Van Horn, an energetic 26-year-old, is known in the media industry as the guy who puts together open-bar "Digg Swiggs" for the local digital crowd on his frequent visits to New York. These days, tasked with easing media companies into a new, post-"power user" Digg, he's arguably a more prominent face of the company than Rose himself.

"I think that the savvy will always evolve," Van Horn said. "The Digg algorithm has always been changing; it's very different than it was years ago. I can't speak to the relationships that media companies have with power Diggers, but I do know a lot of smart media companies that have a lot of people that are very active on Digg. I think that the smart ones and the savvy ones are going to evolve and learn to be successful in the new Digg ecosystem."

Van Horn's job entails not just working with media companies on how to wrangle Digg, but also encouraging them to promote Digg itself in the process. "One of the smartest things that publications can do is optimize their sites for getting Dugg most easily, so having yellow Digg buttons with the number count as well as modules of the most-Dugg stories can really help both on the old site and on Version 4," he said.

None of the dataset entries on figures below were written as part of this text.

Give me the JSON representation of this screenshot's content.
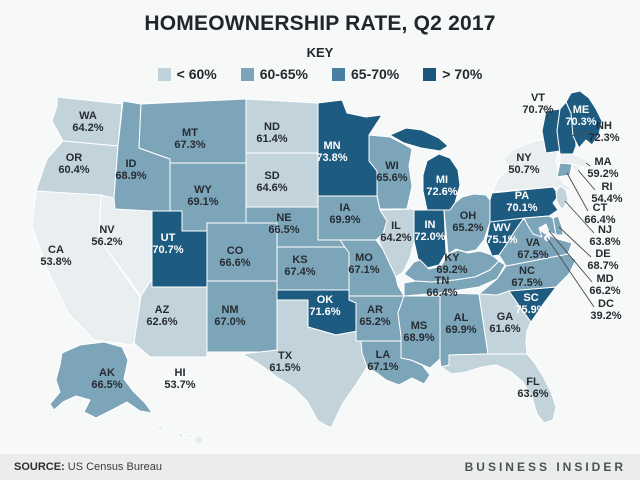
{
  "title": "HOMEOWNERSHIP RATE, Q2 2017",
  "key": {
    "label": "KEY",
    "bins": [
      {
        "label": "< 60%",
        "color": "#c0d2dc"
      },
      {
        "label": "60-65%",
        "color": "#7ca4ba"
      },
      {
        "label": "65-70%",
        "color": "#4a7ea0"
      },
      {
        "label": "> 70%",
        "color": "#1a567b"
      }
    ]
  },
  "footer": {
    "source_label": "SOURCE:",
    "source": "US Census Bureau",
    "brand": "BUSINESS INSIDER"
  },
  "colors": {
    "background": "#f7f8f8",
    "footer_bg": "#ebecec",
    "map_bands": [
      "#e9eef0",
      "#c2d3dc",
      "#7da5ba",
      "#1e5b80"
    ],
    "state_border": "#ffffff",
    "label_dark": "#262c31",
    "label_light": "#ffffff"
  },
  "chart_data": {
    "type": "heatmap",
    "subtype": "us-state-choropleth",
    "title": "HOMEOWNERSHIP RATE, Q2 2017",
    "unit": "%",
    "legend_position": "top",
    "legend_bins": [
      {
        "label": "< 60%",
        "range": [
          0,
          60
        ],
        "color": "#c0d2dc"
      },
      {
        "label": "60-65%",
        "range": [
          60,
          65
        ],
        "color": "#7ca4ba"
      },
      {
        "label": "65-70%",
        "range": [
          65,
          70
        ],
        "color": "#4a7ea0"
      },
      {
        "label": "> 70%",
        "range": [
          70,
          100
        ],
        "color": "#1a567b"
      }
    ],
    "states": [
      {
        "abbr": "WA",
        "value": 64.2,
        "band": 1
      },
      {
        "abbr": "OR",
        "value": 60.4,
        "band": 1
      },
      {
        "abbr": "CA",
        "value": 53.8,
        "band": 0
      },
      {
        "abbr": "NV",
        "value": 56.2,
        "band": 0
      },
      {
        "abbr": "ID",
        "value": 68.9,
        "band": 2
      },
      {
        "abbr": "MT",
        "value": 67.3,
        "band": 2
      },
      {
        "abbr": "WY",
        "value": 69.1,
        "band": 2
      },
      {
        "abbr": "UT",
        "value": 70.7,
        "band": 3
      },
      {
        "abbr": "CO",
        "value": 66.6,
        "band": 2
      },
      {
        "abbr": "AZ",
        "value": 62.6,
        "band": 1
      },
      {
        "abbr": "NM",
        "value": 67.0,
        "band": 2
      },
      {
        "abbr": "AK",
        "value": 66.5,
        "band": 2
      },
      {
        "abbr": "HI",
        "value": 53.7,
        "band": 0
      },
      {
        "abbr": "ND",
        "value": 61.4,
        "band": 1
      },
      {
        "abbr": "SD",
        "value": 64.6,
        "band": 1
      },
      {
        "abbr": "NE",
        "value": 66.5,
        "band": 2
      },
      {
        "abbr": "KS",
        "value": 67.4,
        "band": 2
      },
      {
        "abbr": "OK",
        "value": 71.6,
        "band": 3
      },
      {
        "abbr": "TX",
        "value": 61.5,
        "band": 1
      },
      {
        "abbr": "MN",
        "value": 73.8,
        "band": 3
      },
      {
        "abbr": "IA",
        "value": 69.9,
        "band": 2
      },
      {
        "abbr": "MO",
        "value": 67.1,
        "band": 2
      },
      {
        "abbr": "AR",
        "value": 65.2,
        "band": 2
      },
      {
        "abbr": "LA",
        "value": 67.1,
        "band": 2
      },
      {
        "abbr": "WI",
        "value": 65.6,
        "band": 2
      },
      {
        "abbr": "IL",
        "value": 64.2,
        "band": 1
      },
      {
        "abbr": "IN",
        "value": 72.0,
        "band": 3
      },
      {
        "abbr": "MI",
        "value": 72.6,
        "band": 3
      },
      {
        "abbr": "OH",
        "value": 65.2,
        "band": 2
      },
      {
        "abbr": "KY",
        "value": 69.2,
        "band": 2
      },
      {
        "abbr": "TN",
        "value": 66.4,
        "band": 2
      },
      {
        "abbr": "MS",
        "value": 68.9,
        "band": 2
      },
      {
        "abbr": "AL",
        "value": 69.9,
        "band": 2
      },
      {
        "abbr": "GA",
        "value": 61.6,
        "band": 1
      },
      {
        "abbr": "FL",
        "value": 63.6,
        "band": 1
      },
      {
        "abbr": "SC",
        "value": 75.9,
        "band": 3
      },
      {
        "abbr": "NC",
        "value": 67.5,
        "band": 2
      },
      {
        "abbr": "VA",
        "value": 67.5,
        "band": 2
      },
      {
        "abbr": "WV",
        "value": 75.1,
        "band": 3
      },
      {
        "abbr": "PA",
        "value": 70.1,
        "band": 3
      },
      {
        "abbr": "NY",
        "value": 50.7,
        "band": 0
      },
      {
        "abbr": "NJ",
        "value": 63.8,
        "band": 1
      },
      {
        "abbr": "CT",
        "value": 66.4,
        "band": 2
      },
      {
        "abbr": "RI",
        "value": 54.4,
        "band": 0
      },
      {
        "abbr": "MA",
        "value": 59.2,
        "band": 0
      },
      {
        "abbr": "VT",
        "value": 70.7,
        "band": 3
      },
      {
        "abbr": "NH",
        "value": 72.3,
        "band": 3
      },
      {
        "abbr": "ME",
        "value": 70.3,
        "band": 3
      },
      {
        "abbr": "DE",
        "value": 68.7,
        "band": 2
      },
      {
        "abbr": "MD",
        "value": 66.2,
        "band": 2
      },
      {
        "abbr": "DC",
        "value": 39.2,
        "band": 0
      }
    ]
  }
}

But when all is said and done, Digg is a community site. It's the people pushing the buttons who are ultimately in control. And the company may have a chicken-and-egg problem on its hands: for a new Digg that relies in part on your friends' recommendations, it helps to have friends already using Digg actively, and for millions of potential users that won't be the case, at least not immediately.

"They have a ton of unique visitors, of which most do nothing," StumbleUpon's Garrett Camp said. "I've seen the screenshots, and it's neat, but I don't know enough people who use Digg for it to be effective for me."